Adams & Knight’s Patrick Dugan comments on bank TV commercials
As published in American Banker May 2011
BancorpSouth is in the midst of a small-business blitz: It is training hundreds of employees—from branch managers to commercial loan officers—on how to make sales calls and running a commercial on television and online to let business owners know what it has to offer.
One way the commercial tries to grab attention is by showing the action from an unusual perspective: It’s as if the viewer is looking over the shoulder of someone using an iPad.
In the 30-second spot, the screen starts out completely black. Then, a couple of hands appear and begin clicking and tapping to create images, expand windows and move icons around, much like one does on an iPad.
“All of this ties into touchscreen technology, obviously with the tablets that are out there these days. We thought that was kind of a cool approach,” says Randy Burchfield, director of corporate marketing for the $13.5 billion-asset bank in Tupelo, Miss.
The commercial is one of four in BancorpSouth’s advertising campaign. Each one focuses on a different topic, such as personal banking or wealth management. But they all use the same approach, focusing on a pair of busy hands.
“What if you could create a bank that’s just right for your business?” a voiceover asks in the small-business spot, as a woman’s hand does a quick tap to make a check appear.
A scanner pops up, and she drags the check to it. Accompanying the action, the voiceover plugs “easy-to-use business tools to manage your cash flow, like Express Deposit.”

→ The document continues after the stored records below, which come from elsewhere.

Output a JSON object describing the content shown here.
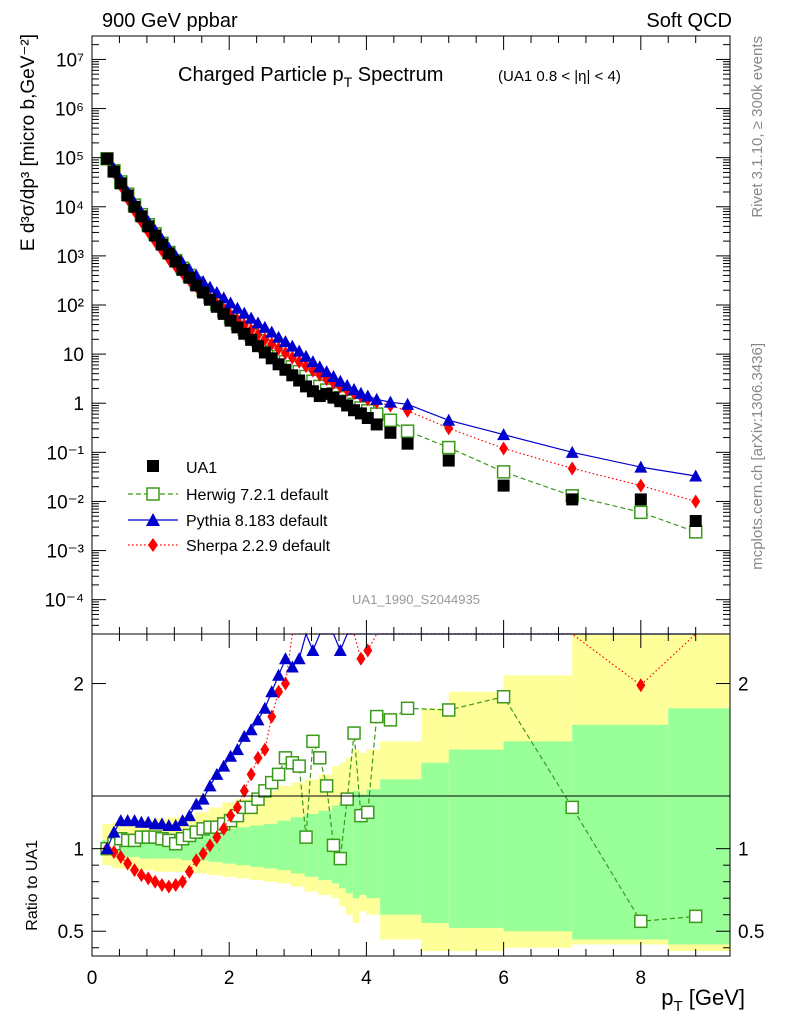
{
  "header": {
    "left": "900 GeV ppbar",
    "right": "Soft QCD"
  },
  "side": {
    "top": "Rivet 3.1.10, ≥ 300k events",
    "bottom": "mcplots.cern.ch [arXiv:1306.3436]"
  },
  "watermark": "UA1_1990_S2044935",
  "colors": {
    "data": "#000000",
    "herwig": "#3a9a1a",
    "pythia": "#0000cc",
    "sherpa": "#ff0000",
    "band_yellow": "#ffff99",
    "band_green": "#99ff99"
  },
  "chart_data": [
    {
      "type": "scatter",
      "title": "Charged Particle p",
      "title_sub": "T",
      "title_tail": " Spectrum",
      "title_cut": "(UA1 0.8 < |η| < 4)",
      "ylabel": "E d³σ/dp³ [micro b,GeV⁻²]",
      "yscale": "log",
      "ylim": [
        2e-05,
        30000000
      ],
      "xlim": [
        0,
        9.3
      ],
      "y_tick_labels": [
        "10⁻⁴",
        "10⁻³",
        "10⁻²",
        "10⁻¹",
        "1",
        "10",
        "10²",
        "10³",
        "10⁴",
        "10⁵",
        "10⁶",
        "10⁷"
      ],
      "legend": [
        {
          "key": "data",
          "label": "UA1"
        },
        {
          "key": "herwig",
          "label": "Herwig 7.2.1 default"
        },
        {
          "key": "pythia",
          "label": "Pythia 8.183 default"
        },
        {
          "key": "sherpa",
          "label": "Sherpa 2.2.9 default"
        }
      ],
      "x": [
        0.22,
        0.32,
        0.42,
        0.52,
        0.62,
        0.72,
        0.82,
        0.92,
        1.02,
        1.12,
        1.22,
        1.32,
        1.42,
        1.52,
        1.62,
        1.72,
        1.82,
        1.92,
        2.02,
        2.12,
        2.22,
        2.32,
        2.42,
        2.52,
        2.62,
        2.72,
        2.82,
        2.92,
        3.02,
        3.12,
        3.22,
        3.32,
        3.42,
        3.52,
        3.62,
        3.72,
        3.82,
        3.92,
        4.02,
        4.15,
        4.35,
        4.6,
        5.2,
        6.0,
        7.0,
        8.0,
        8.8
      ],
      "series": [
        {
          "key": "data",
          "name": "UA1",
          "values": [
            95000,
            52000,
            30000,
            17000,
            10000,
            6400,
            4000,
            2600,
            1700,
            1120,
            770,
            520,
            360,
            250,
            180,
            128,
            92,
            66,
            48,
            35,
            26,
            19.5,
            14.5,
            10.8,
            8.2,
            6.2,
            4.8,
            3.7,
            2.9,
            2.2,
            1.75,
            1.4,
            1.55,
            1.3,
            1.1,
            0.9,
            0.72,
            0.62,
            0.5,
            0.37,
            0.25,
            0.15,
            0.068,
            0.021,
            0.011,
            0.011,
            0.004
          ]
        },
        {
          "key": "herwig",
          "name": "Herwig 7.2.1 default",
          "values": [
            95000,
            54000,
            32000,
            18000,
            10800,
            6900,
            4300,
            2800,
            1800,
            1170,
            800,
            560,
            400,
            280,
            200,
            145,
            104,
            76,
            56,
            42,
            32,
            24.5,
            18.8,
            14.5,
            11.3,
            8.9,
            7.0,
            5.5,
            4.4,
            3.5,
            2.8,
            2.2,
            1.85,
            1.55,
            1.3,
            1.1,
            0.95,
            0.8,
            0.7,
            0.6,
            0.45,
            0.27,
            0.125,
            0.04,
            0.013,
            0.006,
            0.0024
          ]
        },
        {
          "key": "pythia",
          "name": "Pythia 8.183 default",
          "values": [
            95000,
            60000,
            36000,
            20000,
            12000,
            7700,
            5000,
            3300,
            2200,
            1450,
            1000,
            720,
            530,
            400,
            300,
            230,
            180,
            140,
            110,
            86,
            68,
            54,
            43,
            35,
            28,
            22,
            18,
            14.5,
            11.5,
            9,
            7,
            5.5,
            4.4,
            3.5,
            2.8,
            2.3,
            1.9,
            1.6,
            1.4,
            1.2,
            1.05,
            0.95,
            0.45,
            0.23,
            0.1,
            0.05,
            0.033
          ]
        },
        {
          "key": "sherpa",
          "name": "Sherpa 2.2.9 default",
          "values": [
            95000,
            50000,
            27000,
            14500,
            8300,
            5000,
            3100,
            2000,
            1300,
            870,
            620,
            450,
            320,
            240,
            180,
            135,
            103,
            80,
            62,
            49,
            39,
            31,
            25,
            20,
            16,
            13,
            10.5,
            8.5,
            7,
            5.7,
            4.6,
            3.8,
            3.1,
            2.6,
            2.2,
            1.85,
            1.6,
            1.4,
            1.2,
            1.05,
            0.9,
            0.7,
            0.31,
            0.12,
            0.047,
            0.021,
            0.01
          ]
        }
      ]
    },
    {
      "type": "scatter",
      "ylabel": "Ratio to UA1",
      "xlabel": "p",
      "xlabel_sub": "T",
      "xlabel_unit": " [GeV]",
      "ylim": [
        0.35,
        2.3
      ],
      "xlim": [
        0,
        9.3
      ],
      "y_tick_labels": [
        "0.5",
        "1",
        "2"
      ],
      "x_tick_labels": [
        "0",
        "2",
        "4",
        "6",
        "8"
      ],
      "band_edges": [
        0.15,
        0.3,
        0.5,
        0.7,
        0.9,
        1.1,
        1.3,
        1.5,
        1.7,
        1.9,
        2.1,
        2.3,
        2.5,
        2.7,
        2.9,
        3.1,
        3.3,
        3.5,
        3.6,
        3.7,
        3.8,
        3.9,
        4.0,
        4.2,
        4.8,
        5.2,
        6.0,
        7.0,
        8.4,
        9.3
      ],
      "band_yellow": [
        [
          0.9,
          1.15
        ],
        [
          0.88,
          1.16
        ],
        [
          0.87,
          1.17
        ],
        [
          0.87,
          1.18
        ],
        [
          0.86,
          1.18
        ],
        [
          0.86,
          1.19
        ],
        [
          0.86,
          1.2
        ],
        [
          0.85,
          1.22
        ],
        [
          0.84,
          1.25
        ],
        [
          0.83,
          1.28
        ],
        [
          0.82,
          1.3
        ],
        [
          0.81,
          1.32
        ],
        [
          0.8,
          1.35
        ],
        [
          0.79,
          1.38
        ],
        [
          0.77,
          1.4
        ],
        [
          0.74,
          1.42
        ],
        [
          0.72,
          1.45
        ],
        [
          0.7,
          1.5
        ],
        [
          0.65,
          1.52
        ],
        [
          0.6,
          1.55
        ],
        [
          0.55,
          1.6
        ],
        [
          0.62,
          1.58
        ],
        [
          0.6,
          1.6
        ],
        [
          0.45,
          1.65
        ],
        [
          0.38,
          1.85
        ],
        [
          0.38,
          1.95
        ],
        [
          0.4,
          2.05
        ],
        [
          0.42,
          2.3
        ],
        [
          0.38,
          2.3
        ]
      ],
      "band_green": [
        [
          0.96,
          1.05
        ],
        [
          0.95,
          1.06
        ],
        [
          0.95,
          1.07
        ],
        [
          0.94,
          1.07
        ],
        [
          0.94,
          1.08
        ],
        [
          0.94,
          1.08
        ],
        [
          0.93,
          1.09
        ],
        [
          0.93,
          1.1
        ],
        [
          0.92,
          1.11
        ],
        [
          0.91,
          1.12
        ],
        [
          0.9,
          1.13
        ],
        [
          0.89,
          1.14
        ],
        [
          0.88,
          1.15
        ],
        [
          0.87,
          1.17
        ],
        [
          0.85,
          1.19
        ],
        [
          0.83,
          1.21
        ],
        [
          0.81,
          1.23
        ],
        [
          0.79,
          1.26
        ],
        [
          0.76,
          1.28
        ],
        [
          0.73,
          1.31
        ],
        [
          0.7,
          1.35
        ],
        [
          0.72,
          1.33
        ],
        [
          0.7,
          1.36
        ],
        [
          0.6,
          1.42
        ],
        [
          0.55,
          1.52
        ],
        [
          0.52,
          1.6
        ],
        [
          0.5,
          1.65
        ],
        [
          0.45,
          1.75
        ],
        [
          0.42,
          1.85
        ]
      ],
      "x": [
        0.22,
        0.32,
        0.42,
        0.52,
        0.62,
        0.72,
        0.82,
        0.92,
        1.02,
        1.12,
        1.22,
        1.32,
        1.42,
        1.52,
        1.62,
        1.72,
        1.82,
        1.92,
        2.02,
        2.12,
        2.22,
        2.32,
        2.42,
        2.52,
        2.62,
        2.72,
        2.82,
        2.92,
        3.02,
        3.12,
        3.22,
        3.32,
        3.42,
        3.52,
        3.62,
        3.72,
        3.82,
        3.92,
        4.02,
        4.15,
        4.35,
        4.6,
        5.2,
        6.0,
        7.0,
        8.0,
        8.8
      ],
      "series": [
        {
          "key": "herwig",
          "name": "Herwig 7.2.1 default",
          "values": [
            1.0,
            1.03,
            1.06,
            1.05,
            1.05,
            1.07,
            1.07,
            1.07,
            1.06,
            1.05,
            1.03,
            1.06,
            1.08,
            1.1,
            1.12,
            1.13,
            1.13,
            1.15,
            1.17,
            1.2,
            1.25,
            1.25,
            1.3,
            1.35,
            1.4,
            1.45,
            1.55,
            1.52,
            1.5,
            1.07,
            1.65,
            1.55,
            1.38,
            1.02,
            0.94,
            1.3,
            1.7,
            1.2,
            1.22,
            1.8,
            1.78,
            1.85,
            1.84,
            1.92,
            1.25,
            0.56,
            0.59
          ]
        },
        {
          "key": "pythia",
          "name": "Pythia 8.183 default",
          "values": [
            1.0,
            1.1,
            1.17,
            1.17,
            1.17,
            1.16,
            1.16,
            1.15,
            1.15,
            1.14,
            1.14,
            1.17,
            1.2,
            1.27,
            1.3,
            1.38,
            1.45,
            1.5,
            1.56,
            1.6,
            1.68,
            1.72,
            1.78,
            1.85,
            1.95,
            2.05,
            2.15,
            2.1,
            2.15,
            2.3,
            2.2,
            2.3,
            2.3,
            2.3,
            2.2,
            2.3,
            2.3,
            2.3,
            2.3,
            2.3,
            2.3,
            2.3,
            2.3,
            2.3,
            2.3,
            2.3,
            2.3
          ]
        },
        {
          "key": "sherpa",
          "name": "Sherpa 2.2.9 default",
          "values": [
            1.0,
            0.98,
            0.95,
            0.91,
            0.87,
            0.84,
            0.82,
            0.8,
            0.78,
            0.77,
            0.78,
            0.8,
            0.86,
            0.93,
            0.97,
            1.02,
            1.07,
            1.12,
            1.2,
            1.25,
            1.35,
            1.45,
            1.55,
            1.6,
            1.8,
            1.95,
            2.0,
            2.3,
            2.3,
            2.3,
            2.3,
            2.3,
            2.3,
            2.3,
            2.3,
            2.3,
            2.3,
            2.15,
            2.2,
            2.3,
            2.3,
            2.3,
            2.3,
            2.3,
            2.3,
            1.99,
            2.3
          ]
        }
      ]
    }
  ]
}
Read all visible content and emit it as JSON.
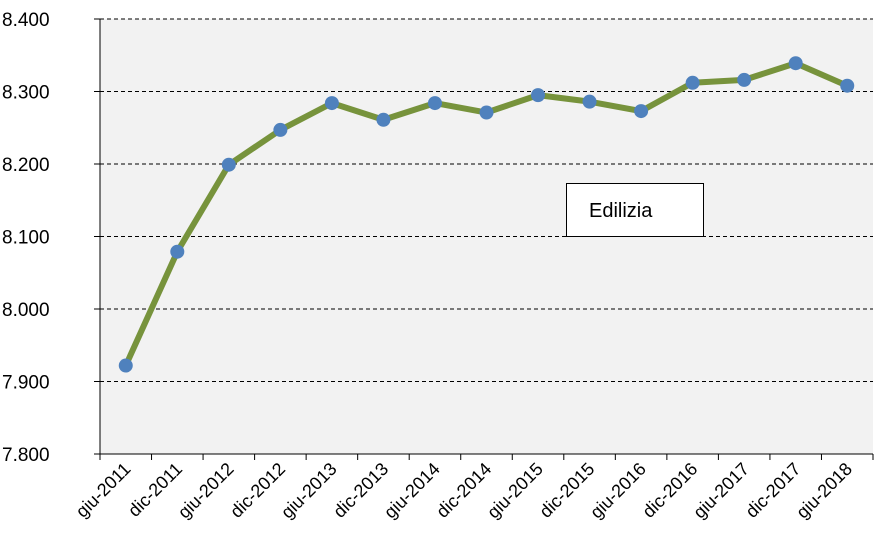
{
  "chart_data": {
    "type": "line",
    "title": "",
    "xlabel": "",
    "ylabel": "",
    "categories": [
      "giu-2011",
      "dic-2011",
      "giu-2012",
      "dic-2012",
      "giu-2013",
      "dic-2013",
      "giu-2014",
      "dic-2014",
      "giu-2015",
      "dic-2015",
      "giu-2016",
      "dic-2016",
      "giu-2017",
      "dic-2017",
      "giu-2018"
    ],
    "series": [
      {
        "name": "Edilizia",
        "values": [
          7.922,
          8.079,
          8.199,
          8.247,
          8.284,
          8.261,
          8.284,
          8.271,
          8.295,
          8.286,
          8.273,
          8.312,
          8.316,
          8.339,
          8.308
        ]
      }
    ],
    "ylim": [
      7.8,
      8.4
    ],
    "yticks": [
      7.8,
      7.9,
      8.0,
      8.1,
      8.2,
      8.3,
      8.4
    ],
    "ytick_labels": [
      "7.800",
      "7.900",
      "8.000",
      "8.100",
      "8.200",
      "8.300",
      "8.400"
    ],
    "grid": "horizontal dashed",
    "legend": "center-right",
    "colors": {
      "line": "#77933C",
      "marker": "#4F81BD",
      "plot_background": "#F2F2F2",
      "gridline": "#000000"
    }
  }
}
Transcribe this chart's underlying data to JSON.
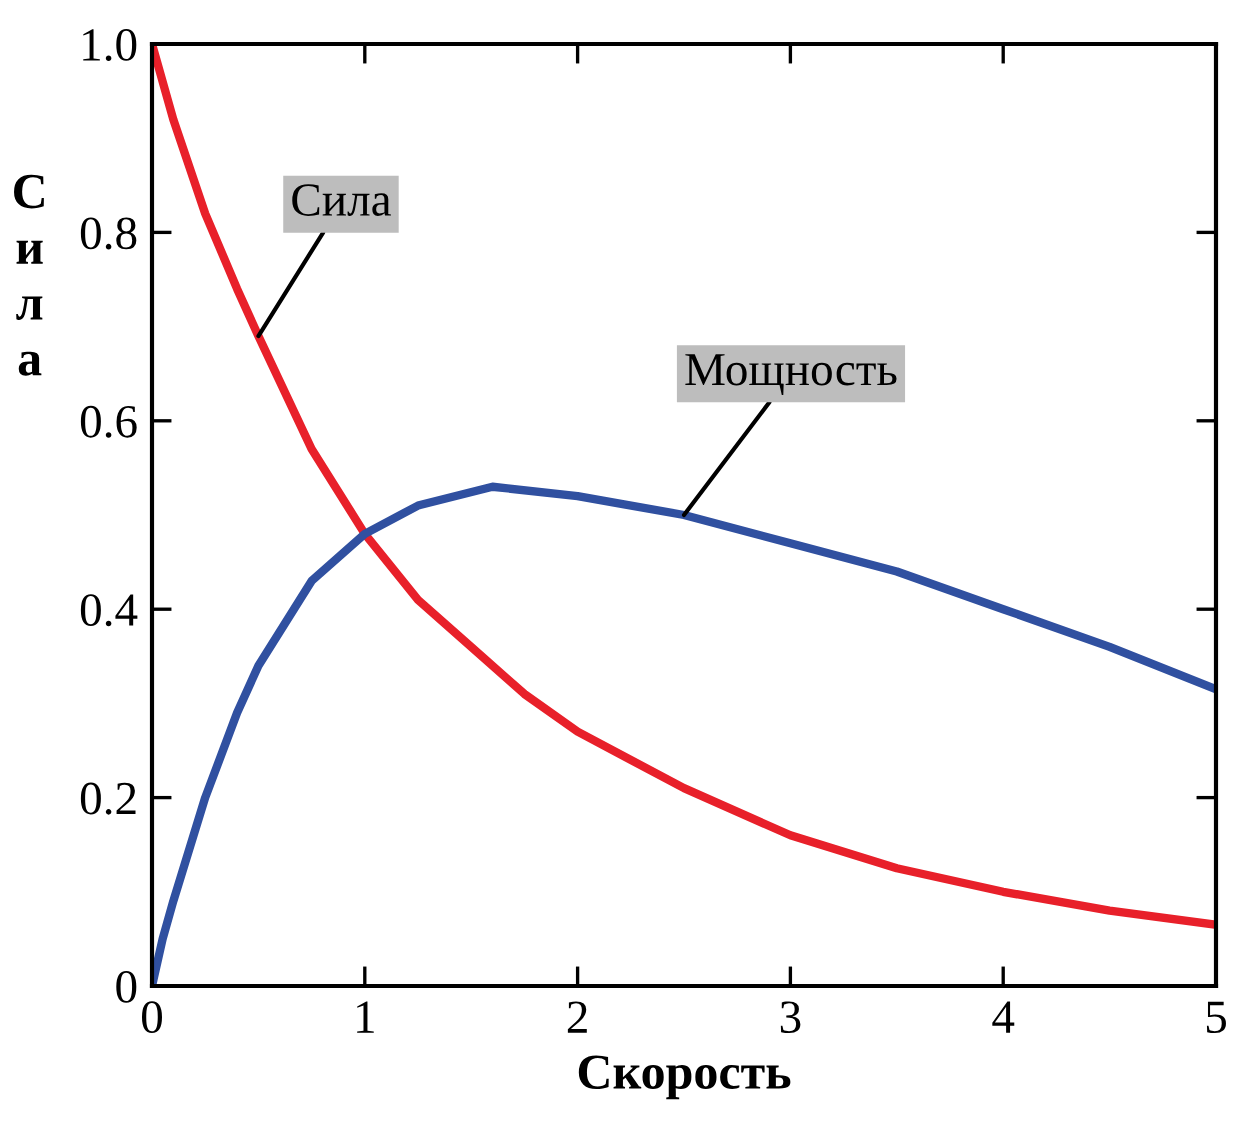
{
  "chart_data": {
    "type": "line",
    "xlabel": "Скорость",
    "ylabel": "Сила",
    "xlim": [
      0,
      5
    ],
    "ylim": [
      0,
      1
    ],
    "xticks": [
      0,
      1,
      2,
      3,
      4,
      5
    ],
    "yticks": [
      0,
      {
        "value": 0.2,
        "label": "0.2"
      },
      {
        "value": 0.4,
        "label": "0.4"
      },
      {
        "value": 0.6,
        "label": "0.6"
      },
      {
        "value": 0.8,
        "label": "0.8"
      },
      {
        "value": 1,
        "label": "1.0"
      }
    ],
    "grid": false,
    "legend": false,
    "marker": "none",
    "line_style": "solid",
    "series": [
      {
        "name": "Сила",
        "color": "#e8202a",
        "x": [
          0,
          0.1,
          0.25,
          0.4,
          0.5,
          0.75,
          1,
          1.25,
          1.5,
          1.75,
          2,
          2.5,
          3,
          3.5,
          4,
          4.5,
          5
        ],
        "values": [
          1.0,
          0.92,
          0.82,
          0.74,
          0.69,
          0.57,
          0.48,
          0.41,
          0.36,
          0.31,
          0.27,
          0.21,
          0.16,
          0.125,
          0.1,
          0.08,
          0.065
        ]
      },
      {
        "name": "Мощность",
        "color": "#3050a0",
        "x": [
          0,
          0.05,
          0.1,
          0.25,
          0.4,
          0.5,
          0.75,
          1,
          1.25,
          1.6,
          2,
          2.5,
          3,
          3.5,
          4,
          4.5,
          5
        ],
        "values": [
          0,
          0.05,
          0.09,
          0.2,
          0.29,
          0.34,
          0.43,
          0.48,
          0.51,
          0.53,
          0.52,
          0.5,
          0.47,
          0.44,
          0.4,
          0.36,
          0.315
        ]
      }
    ]
  }
}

Then she moves an image of a banker to the center of the screen and clicks a phone icon as if she’s going to call him via Skype. Here the voiceover talks about “a special relationship with a banker, who can make decisions locally, quick and customized for you.”
Stone Ward, an ad agency in Little Rock, Ark., created the campaign. The creative concept, with the hands moving as if operating a tablet computer, arose from the idea of customizing the banking experience, says Lindsey Ingram, an account manager for the agency. “It was like you were playing with a touchscreen tablet. You kind of just pick and choose your photos and you build it the way that you want it, and everything’s simple.”
The high-tech theme has the added benefit of helping the bank appear progressive, Ingram says.
The bulk of exposure for the small-business spot is actually not on television, but online. It appears on sites frequented by business owners, including Bloomberg.com and CNN.com.
The campaign also includes banner ads that link to a special landing page with short videos about the bank’s small-business products.
Mandy Mitchell, retail banking sales manager for BancorpSouth, says the effort includes specialized training for about 400 employees. In a two-day workshop, they ran simulated small businesses to gain a better understanding of the challenges that owners face. A new phase of the training will focus on figuring out which businesses to pursue and how to get time with the owners.
Patrick Dugan, associate creative director at Adams & Knight in Avon, Conn., says he likes the imagery in the BancorpSouth commercials. “It’s refreshing from the standpoint of you’re not just seeing the typical inside of a bank.”
He also likes that each one uses a different person’s hands and voice to represent various lifestyles. For example, the wealth management spot features a male who is of retirement age.
“I think it is a smart move, because they all kind of look the same,” Dugan says. “The different voices and the different hands sort of help avoid the pitfall of someone thinking they’ve seen that ad already.”
The current buzz around touchscreen tablets works to BancorpSouth’s advantage too, he says.
Of course, there is a risk that such imagery could start to feel “gimmicky” fast, Dugan says.
“But it doesn’t feel like that now, because I don’t feel like I’ve seen a lot of it.”